The Ayyavazhi religion is considered as a Hindu sect which is in fact a dharmic belief system that originated in south India in the 19th century. It is a monotheistic religion and is based on the life and teachings of Ayya Vaikundar.
The religion shares many ideas with Hinduism but differs in it’s concepts of good and evil and dharma.
It is thought that there may be as many as 8,000,000 adherents and most come from the more poor sections of the population. It had such a great rise in popularity that it became a great concern to Christian missionaries.
Arul Nool was the text which contained the written word of the Ayyavazhi beliefs and was released in 1927, and followed by the Akilum in 1933, almost a century after it had been written.

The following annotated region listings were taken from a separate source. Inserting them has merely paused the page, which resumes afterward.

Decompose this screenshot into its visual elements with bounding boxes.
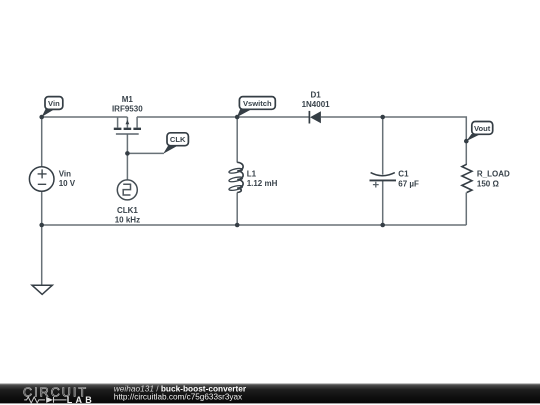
svg-text:10 kHz: 10 kHz (115, 215, 140, 224)
wire C1 node to top-right corner down to R_LOAD (383, 117, 467, 164)
CircuitLab logo schematic squiggle (resistor + diode) (24, 397, 66, 403)
svg-text:10 V: 10 V (59, 179, 76, 188)
diode D1 (1N4001) (302, 91, 331, 124)
wire L1 bottom to bottom rail (236, 193, 238, 226)
wire V1 bottom to bottom rail (41, 191, 43, 225)
node Vin junction dot (39, 115, 44, 120)
ground symbol (32, 285, 52, 294)
node Vin flag (42, 97, 63, 117)
svg-text:LAB: LAB (67, 395, 95, 405)
svg-text:R_LOAD: R_LOAD (477, 169, 510, 178)
svg-text:CLK1: CLK1 (117, 206, 138, 215)
CircuitLab logo LAB text (67, 395, 95, 405)
wire Vin node down to V1 top (41, 117, 43, 167)
node Vout junction dot (464, 139, 469, 144)
CircuitLab logo CIRCUIT outline text (23, 385, 88, 399)
wire C1 bottom lead (382, 180, 384, 225)
transistor M1 (PMOS IRF9530) (112, 95, 143, 134)
svg-text:150 Ω: 150 Ω (477, 179, 500, 188)
svg-text:L1: L1 (247, 170, 257, 179)
inductor L1 (1.12 mH) (229, 162, 278, 192)
footer url line (114, 393, 242, 402)
capacitor C1 (67 uF, polarized) (370, 169, 420, 188)
wire Vin node to M1 source (top left horizontal) (42, 116, 128, 118)
clock source CLK1 (10 kHz) (115, 180, 140, 225)
wire bottom rail (42, 224, 467, 226)
resistor R_LOAD (150 ohm) (462, 164, 510, 192)
svg-text:M1: M1 (122, 95, 134, 104)
wire M1 gate to CLK junction (126, 134, 128, 153)
wire CLK junction to CLK flag tail (127, 152, 163, 154)
wire D1 anode to C1 top node (321, 116, 383, 118)
footer bar (0, 384, 540, 404)
node C1 bottom junction dot (380, 223, 385, 228)
svg-text:C1: C1 (398, 169, 409, 178)
node C1 top junction dot (380, 115, 385, 120)
svg-text:IRF9530: IRF9530 (112, 104, 143, 113)
svg-text:http://circuitlab.com/c75g633s: http://circuitlab.com/c75g633sr3yax (114, 393, 242, 402)
svg-text:Vin: Vin (59, 170, 71, 179)
wire Vswitch node to D1 cathode (237, 116, 309, 118)
svg-text:Vout: Vout (474, 124, 491, 133)
svg-text:Vin: Vin (48, 99, 60, 108)
wire bottom rail to ground (41, 225, 43, 285)
node Vout flag (466, 122, 492, 142)
svg-text:Vswitch: Vswitch (243, 99, 272, 108)
node L1 bottom junction dot (235, 223, 240, 228)
node Vswitch junction dot (235, 115, 240, 120)
svg-text:67 µF: 67 µF (398, 179, 419, 188)
svg-text:1N4001: 1N4001 (302, 100, 331, 109)
wire Vswitch node down to L1 (236, 117, 238, 163)
svg-text:D1: D1 (310, 91, 321, 100)
wire CLK junction to CLK1 source (126, 153, 128, 180)
node CLK junction dot (125, 151, 130, 156)
node Vswitch flag (237, 97, 275, 118)
node bottom-left junction dot (39, 223, 44, 228)
voltage source V1 (Vin 10 V) (29, 167, 75, 192)
node CLK flag (163, 133, 188, 154)
wire C1 top lead (382, 117, 384, 175)
svg-text:1.12 mH: 1.12 mH (247, 179, 278, 188)
svg-text:CLK: CLK (170, 135, 186, 144)
wire M1 drain to Vswitch node (137, 116, 237, 118)
footer title line (114, 383, 247, 393)
wire R_LOAD bottom to bottom rail corner (465, 193, 467, 226)
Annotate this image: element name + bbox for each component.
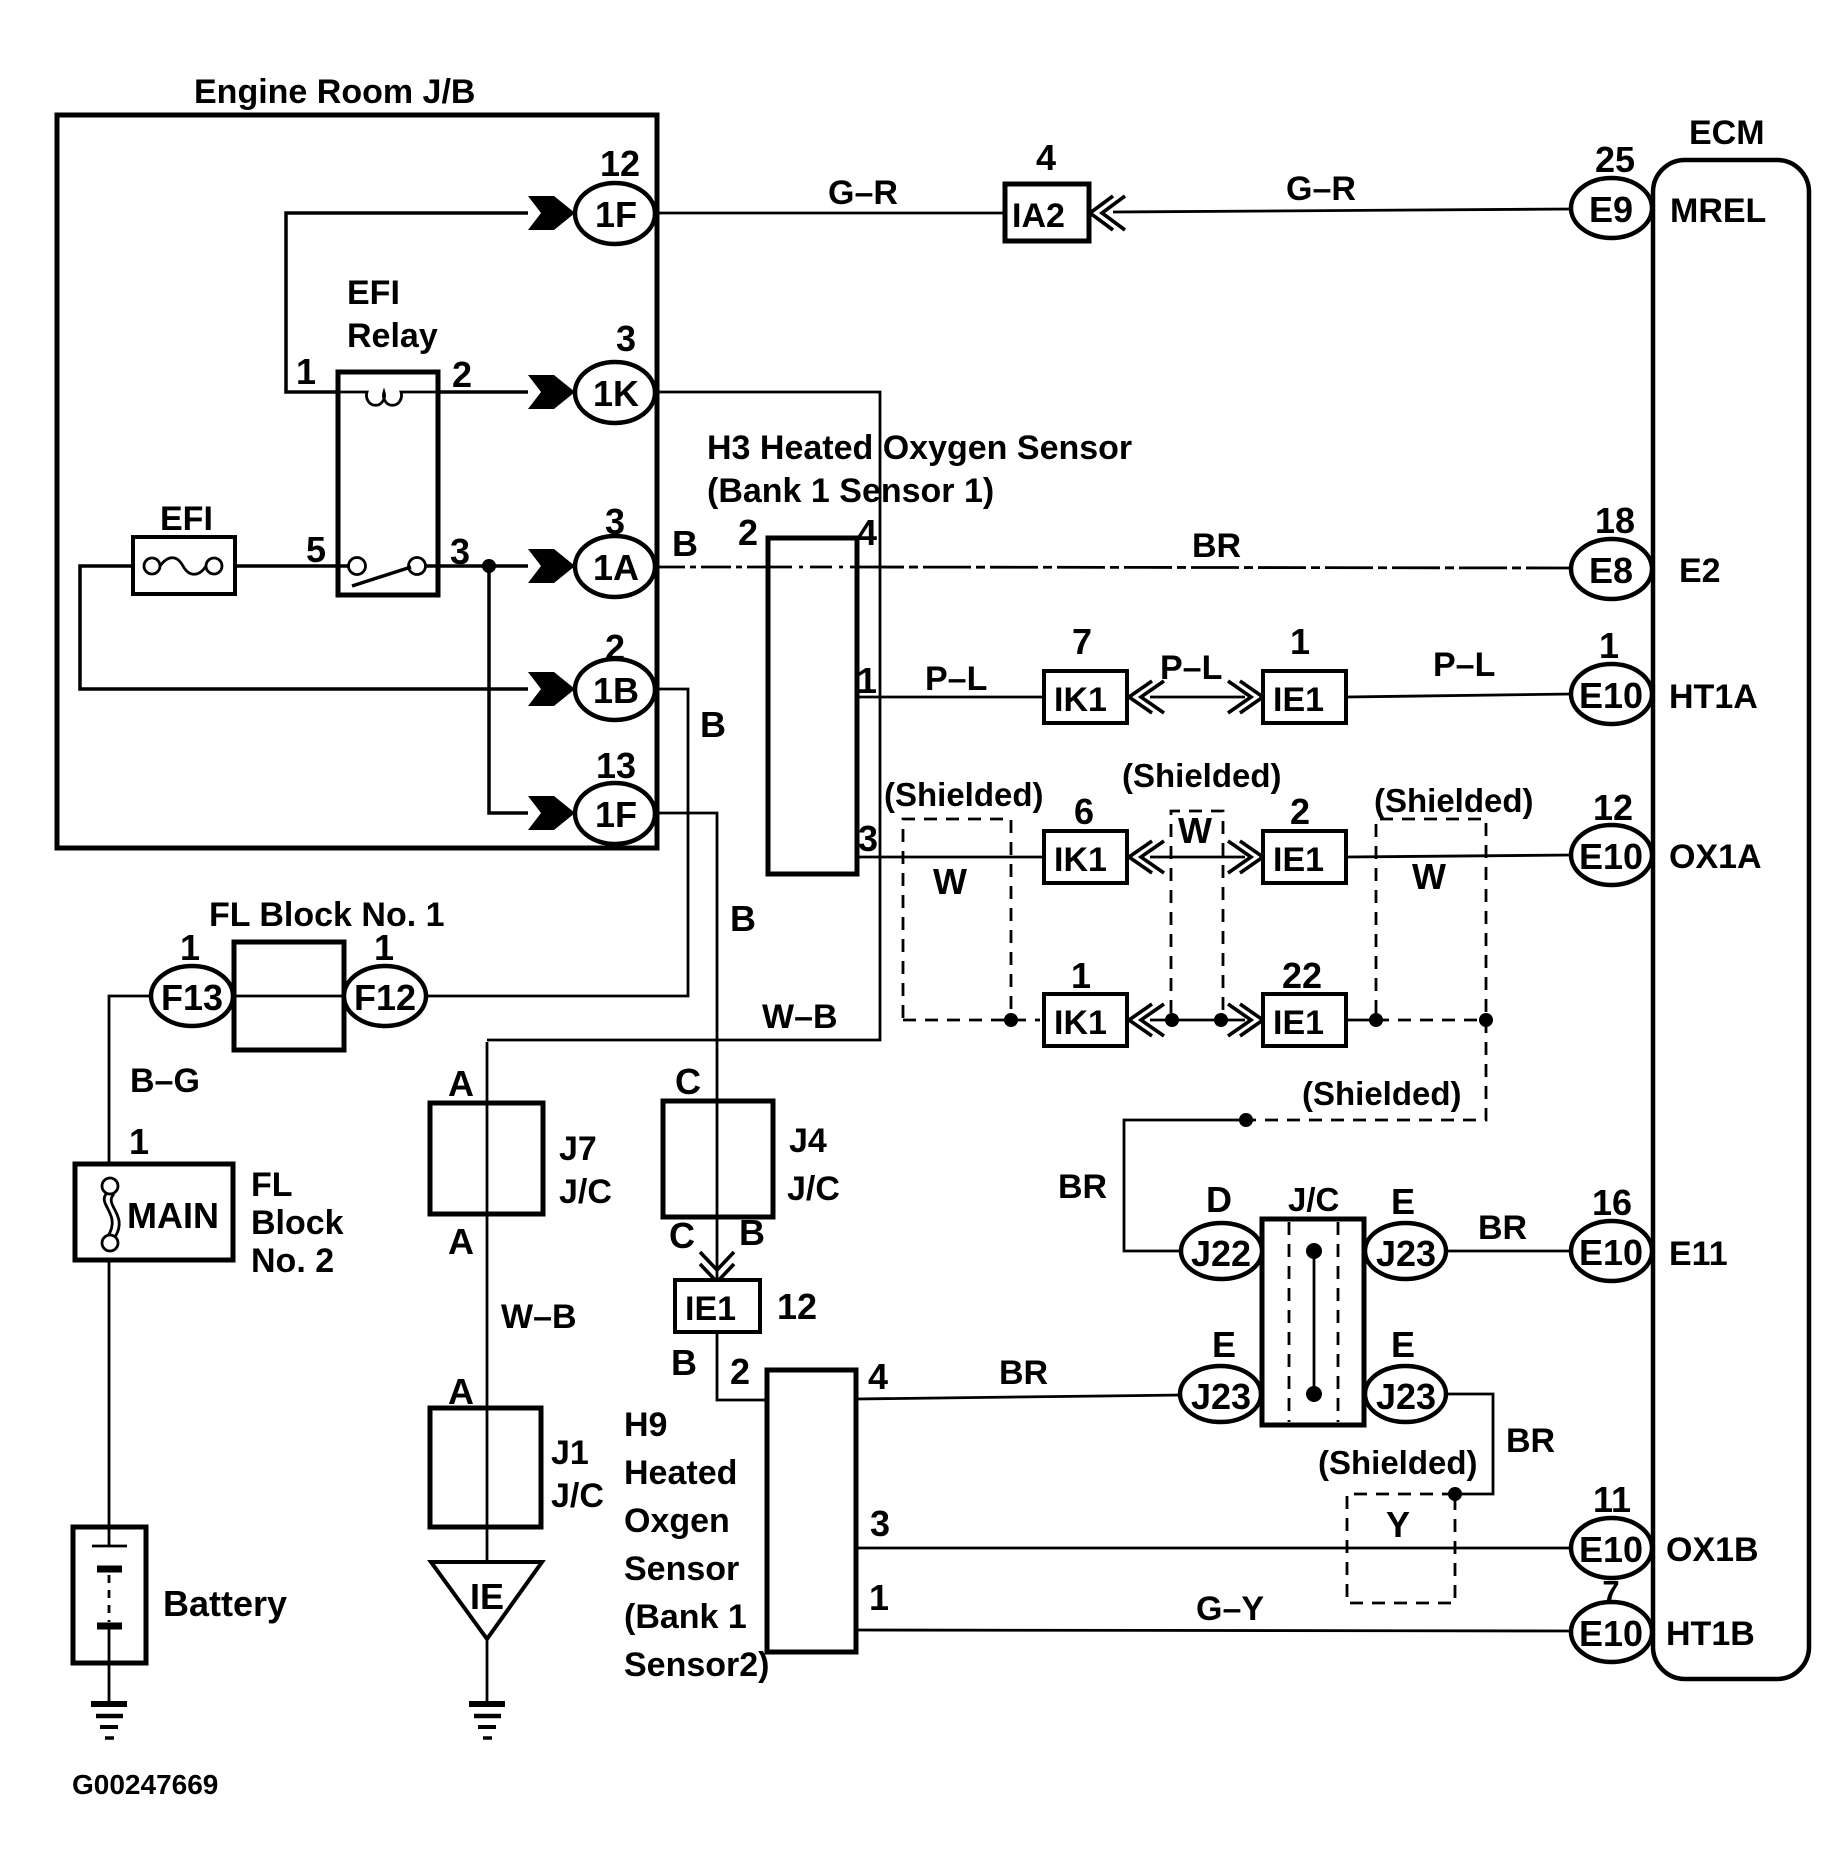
svg-text:22: 22 — [1282, 955, 1322, 996]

It is believed that there are seven holy places called Pathis and they are located throughout southern India.
The symbol of the Ayyavazhi is a lotus carrying a flame-shaped white Naman.
The key teachings can be found in the book Akilattirattu Ammanai and other as found in the Arul Nool. The teachings are twofold, sociological and mystical. The mystical teachings are devoted to revealing divine knowledge, while social teachings are primarily concerned with eliminating inequality and discrimination in society.
The teachings encourage a positive relationship with God, as opposed to one based on fear. Followers are encouraged to refer to God as Ayya or dear father, to strengthen their intimacy and affection towards God.
Ayyavazhi condemns the caste system as based on it’s inate inequalities and is a source of reform in Indian society.